Старушка задумалась.

— Давно. Небось ее отправили куда-то на лето. Нынешние дети быстрей грибов растут. Помню, эта девочка настоящей толстушкой была. Как матрешка. А за зиму вон как вытянулась и похудела. Я ее поначалу даже не признала. А позавчера с ее матерью в булочной встретилась. Они очень с матерью похожи — и лицами, и походкой. Вот тут-то я и припомнила, что это Маринка из второго подъезда…

…Я обливалась потом под пуховым одеялом. Кто-то додумался закрыть ставни. Или уже ночь наступила?.. Бабушка Таня черным платком подвязалась — наверное, собралась на дежурство. А сама почему-то сидит возле меня и слезы утирает. Нет, это не ночь. Ночью петухи не горланят, а сидят в курятнике на жердочках. Друг над другом. Как арестанты на нарах. В тюрьме нары друг над другом — до самого потолка. Сверху так можно загудеть, что костей потом не соберешь. Я так боюсь высоты…

Меня скоро в тюрьму посадят. За то, что я стреляла в человека. Может, даже убила…

Кого? Ту блондинку в сиреневом платье ромбиками? Или…

— Бабушка… — Я приподнялась на локте. — А он…

Бабушка Таня громко всхлипнула и спрятала лицо в ладонях.

— Значит, я его… — Я сбросила одеяло на пол и вскочила с кровати. — Валерка! Козлик! — изо всей мочи завопила я.

Внезапно я очутилась в воздухе, больно ударилась обо что-то пятками. Боль была такой приятной, такой милосердной. В следующую секунду я громко разрыдалась на груди у Козлика.

— Ну, ну, прикрой свой фонтан. — Он гладил меня по спине. — Кончай, говорю, мою грудь влагой орошать. Да не плачь ты, детка, не плачь. Ради Бога, не плачь. Крошка ты моя.

Он легонько оттолкнул меня, и я шлепнулась на кровать. Я видела, как Козлик забегал вокруг стола.

— Татьяна Андреевна, быстро собирайте вещи! Вы поедете с нами. Никаких возражений не принимаю. За домом невестка присмотрит. В конце концов он застрахован у вас на случай пожара. А вот жизнь свою вы застраховать не успели. Маринка, живо умываться, шавку под мышку, и вперед. Сегодня я всем командую. Вы в столице давно были? Говорите, еще при царе Соломоне? А помните, какой у этого царя хороший перстень был? Ну да, золотой, с драгоценными камнями, а внутри он велел выгравировать «Все проходит». — Козлик вдруг подошел ко мне, засунул руки в карманы и сказал, раскачиваясь взад-вперед: — Но кое-кому это так не пройдет.

Бабушка всхлипывала всю дорогу до пристани.

— Она же в милицию побежала. Они нас из-под земли достанут. Ой, что теперь будет? — причитала она громким шепотом.

Козлик замыкал шествие. В руке держал длинный стебель полыни, который он выломал по пути. Он был похож на мальчишку, подгонявшего стадо гусей.

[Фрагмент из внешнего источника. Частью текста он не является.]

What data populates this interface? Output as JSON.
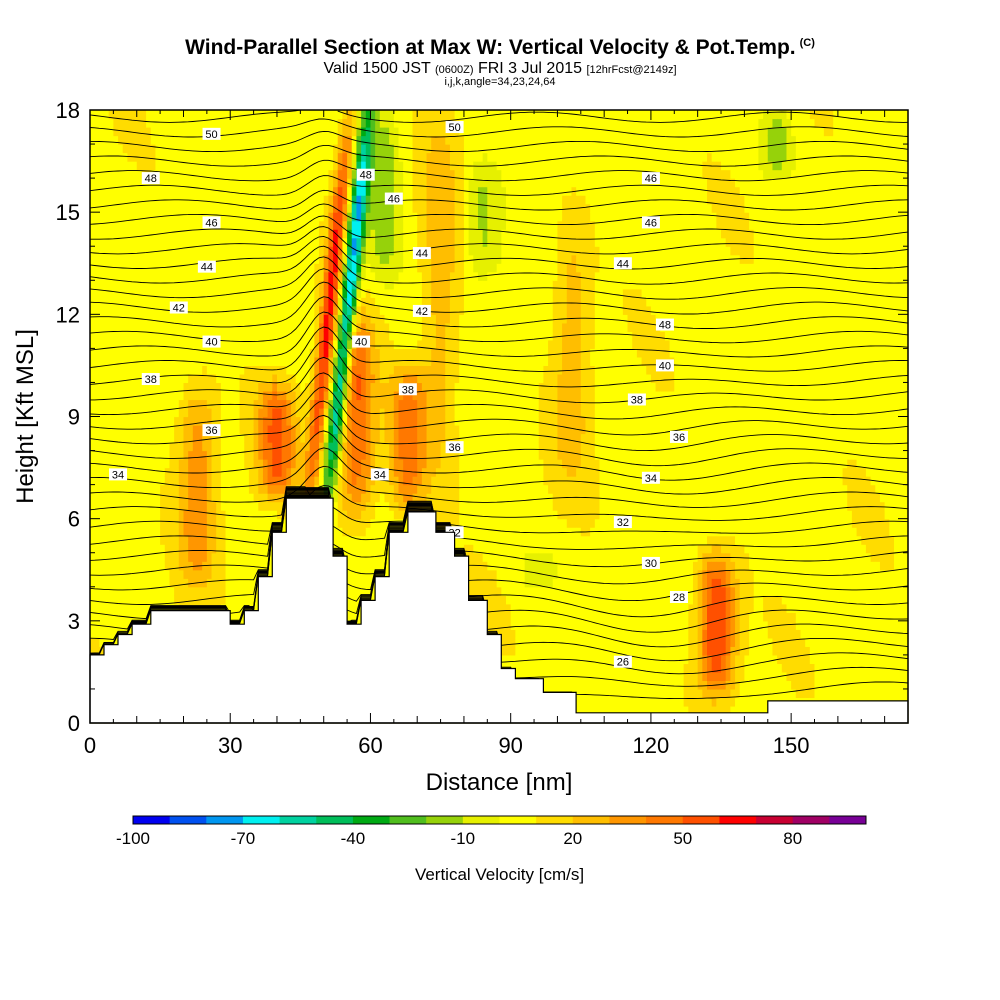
{
  "title": {
    "main": "Wind-Parallel Section at Max W: Vertical Velocity & Pot.Temp.",
    "copyright": "(C)",
    "valid_prefix": "Valid 1500 JST",
    "valid_z": "(0600Z)",
    "valid_date": "FRI 3 Jul 2015",
    "forecast": "[12hrFcst@2149z]",
    "indices": "i,j,k,angle=34,23,24,64"
  },
  "chart_data": {
    "type": "heatmap",
    "xlabel": "Distance [nm]",
    "ylabel": "Height [Kft MSL]",
    "xlim": [
      0,
      175
    ],
    "ylim": [
      0,
      18
    ],
    "x_ticks": [
      0,
      30,
      60,
      90,
      120,
      150
    ],
    "y_ticks": [
      0,
      3,
      6,
      9,
      12,
      15,
      18
    ],
    "colorbar": {
      "label": "Vertical Velocity [cm/s]",
      "tick_labels": [
        "-100",
        "-70",
        "-40",
        "-10",
        "20",
        "50",
        "80"
      ],
      "tick_values": [
        -100,
        -70,
        -40,
        -10,
        20,
        50,
        80
      ],
      "bins": [
        -100,
        -90,
        -80,
        -70,
        -60,
        -50,
        -40,
        -30,
        -20,
        -10,
        0,
        10,
        20,
        30,
        40,
        50,
        60,
        70,
        80,
        90
      ],
      "colors": [
        "#0000f0",
        "#0050f0",
        "#0096f0",
        "#00f0f0",
        "#00d2a0",
        "#00be5a",
        "#00aa14",
        "#50be1e",
        "#96d20a",
        "#e6f000",
        "#ffff00",
        "#ffdc00",
        "#ffbe00",
        "#ff9600",
        "#ff7800",
        "#ff5000",
        "#ff0000",
        "#c80032",
        "#a00064",
        "#780096"
      ]
    },
    "vertical_velocity_features": [
      {
        "kind": "updraft",
        "x_center": 47,
        "y_bottom": 6.6,
        "y_top": 18,
        "slope_nm_per_kft": 0.75,
        "peak": 55
      },
      {
        "kind": "downdraft",
        "x_center": 51,
        "y_bottom": 6.6,
        "y_top": 18,
        "slope_nm_per_kft": 0.75,
        "peak": -80
      },
      {
        "kind": "updraft",
        "x_center": 57,
        "y_bottom": 6,
        "y_top": 12,
        "peak": 45
      },
      {
        "kind": "updraft",
        "x_center": 40,
        "y_bottom": 6.6,
        "y_top": 10,
        "peak": 45
      },
      {
        "kind": "updraft",
        "x_center": 68,
        "y_bottom": 6.2,
        "y_top": 10.5,
        "peak": 40
      },
      {
        "kind": "updraft",
        "x_center": 23,
        "y_bottom": 4,
        "y_top": 10,
        "peak": 30
      },
      {
        "kind": "updraft",
        "x_center": 134,
        "y_bottom": 0.8,
        "y_top": 5,
        "peak": 55
      },
      {
        "kind": "updraft",
        "x_center": 103,
        "y_bottom": 7,
        "y_top": 15,
        "peak": 20
      },
      {
        "kind": "updraft",
        "x_center": 75,
        "y_bottom": 7,
        "y_top": 18,
        "peak": 20
      },
      {
        "kind": "downdraft",
        "x_center": 63,
        "y_bottom": 13,
        "y_top": 18,
        "peak": -25
      },
      {
        "kind": "downdraft",
        "x_center": 84,
        "y_bottom": 13,
        "y_top": 16.5,
        "peak": -18
      },
      {
        "kind": "downdraft",
        "x_center": 147,
        "y_bottom": 16,
        "y_top": 18,
        "peak": -20
      },
      {
        "kind": "downdraft",
        "x_center": 96,
        "y_bottom": 4,
        "y_top": 5,
        "peak": -15
      }
    ],
    "potential_temperature_contours": {
      "levels": [
        26,
        28,
        30,
        32,
        34,
        36,
        38,
        40,
        42,
        44,
        46,
        48,
        50
      ],
      "labels": [
        {
          "text": "50",
          "x": 26,
          "y": 17.3
        },
        {
          "text": "48",
          "x": 13,
          "y": 16.0
        },
        {
          "text": "46",
          "x": 26,
          "y": 14.7
        },
        {
          "text": "44",
          "x": 25,
          "y": 13.4
        },
        {
          "text": "42",
          "x": 19,
          "y": 12.2
        },
        {
          "text": "40",
          "x": 26,
          "y": 11.2
        },
        {
          "text": "38",
          "x": 13,
          "y": 10.1
        },
        {
          "text": "36",
          "x": 26,
          "y": 8.6
        },
        {
          "text": "34",
          "x": 6,
          "y": 7.3
        },
        {
          "text": "48",
          "x": 59,
          "y": 16.1
        },
        {
          "text": "46",
          "x": 65,
          "y": 15.4
        },
        {
          "text": "44",
          "x": 71,
          "y": 13.8
        },
        {
          "text": "42",
          "x": 71,
          "y": 12.1
        },
        {
          "text": "40",
          "x": 58,
          "y": 11.2
        },
        {
          "text": "38",
          "x": 68,
          "y": 9.8
        },
        {
          "text": "36",
          "x": 78,
          "y": 8.1
        },
        {
          "text": "34",
          "x": 62,
          "y": 7.3
        },
        {
          "text": "32",
          "x": 78,
          "y": 5.6
        },
        {
          "text": "50",
          "x": 78,
          "y": 17.5
        },
        {
          "text": "46",
          "x": 120,
          "y": 16.0
        },
        {
          "text": "46",
          "x": 120,
          "y": 14.7
        },
        {
          "text": "44",
          "x": 114,
          "y": 13.5
        },
        {
          "text": "48",
          "x": 123,
          "y": 11.7
        },
        {
          "text": "40",
          "x": 123,
          "y": 10.5
        },
        {
          "text": "38",
          "x": 117,
          "y": 9.5
        },
        {
          "text": "36",
          "x": 126,
          "y": 8.4
        },
        {
          "text": "34",
          "x": 120,
          "y": 7.2
        },
        {
          "text": "32",
          "x": 114,
          "y": 5.9
        },
        {
          "text": "30",
          "x": 120,
          "y": 4.7
        },
        {
          "text": "28",
          "x": 126,
          "y": 3.7
        },
        {
          "text": "26",
          "x": 114,
          "y": 1.8
        }
      ]
    },
    "terrain_profile": [
      [
        0,
        2.0
      ],
      [
        3,
        2.0
      ],
      [
        3,
        2.3
      ],
      [
        6,
        2.3
      ],
      [
        6,
        2.6
      ],
      [
        9,
        2.6
      ],
      [
        9,
        2.9
      ],
      [
        13,
        2.9
      ],
      [
        13,
        3.3
      ],
      [
        30,
        3.3
      ],
      [
        30,
        2.9
      ],
      [
        33,
        2.9
      ],
      [
        33,
        3.3
      ],
      [
        36,
        3.3
      ],
      [
        36,
        4.3
      ],
      [
        39,
        4.3
      ],
      [
        39,
        5.6
      ],
      [
        42,
        5.6
      ],
      [
        42,
        6.6
      ],
      [
        52,
        6.6
      ],
      [
        52,
        4.9
      ],
      [
        55,
        4.9
      ],
      [
        55,
        2.9
      ],
      [
        58,
        2.9
      ],
      [
        58,
        3.6
      ],
      [
        61,
        3.6
      ],
      [
        61,
        4.3
      ],
      [
        64,
        4.3
      ],
      [
        64,
        5.6
      ],
      [
        68,
        5.6
      ],
      [
        68,
        6.2
      ],
      [
        74,
        6.2
      ],
      [
        74,
        5.6
      ],
      [
        78,
        5.6
      ],
      [
        78,
        4.9
      ],
      [
        81,
        4.9
      ],
      [
        81,
        3.6
      ],
      [
        85,
        3.6
      ],
      [
        85,
        2.6
      ],
      [
        88,
        2.6
      ],
      [
        88,
        1.6
      ],
      [
        91,
        1.6
      ],
      [
        91,
        1.3
      ],
      [
        97,
        1.3
      ],
      [
        97,
        0.9
      ],
      [
        104,
        0.9
      ],
      [
        104,
        0.3
      ],
      [
        145,
        0.3
      ],
      [
        145,
        0.65
      ],
      [
        175,
        0.65
      ]
    ]
  }
}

— А она-то, она-то как бросится к калитке — точно кипятком ее ошпарили, — бормотала себе под нос бабушка. — А там и царапинка-то с конопляное зернышко. Зато визгу… Как поросенок недорезанный.

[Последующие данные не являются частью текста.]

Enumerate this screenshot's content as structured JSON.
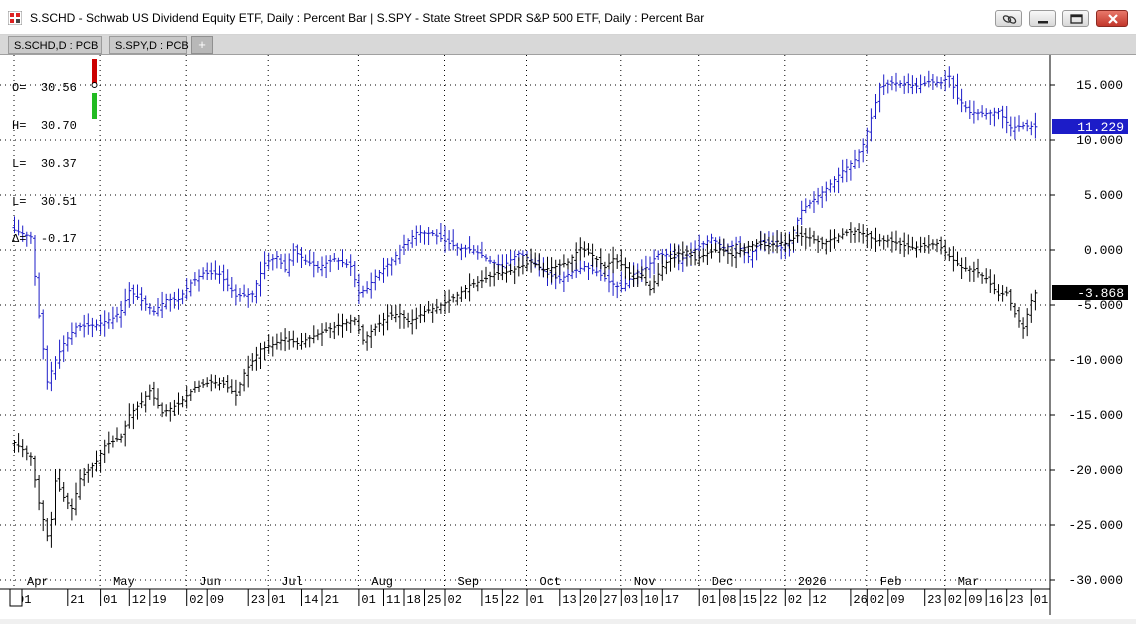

Выходит, если меня и будут судить, то уже не за убийство, а за нанесение телесных повреждений. Так пускай уж лучше в Москве судят — все-таки там родители, друзья. Проведывать будут в тюрьме. Папуля какую-нибудь бодренькую хохмочку сочинит, чтоб я не совсем духом пала. Милые папуля с мамулей, как же я по вас соскучилась!

Возможно, мне разрешат хотя бы раз в неделю общаться с Каролиной.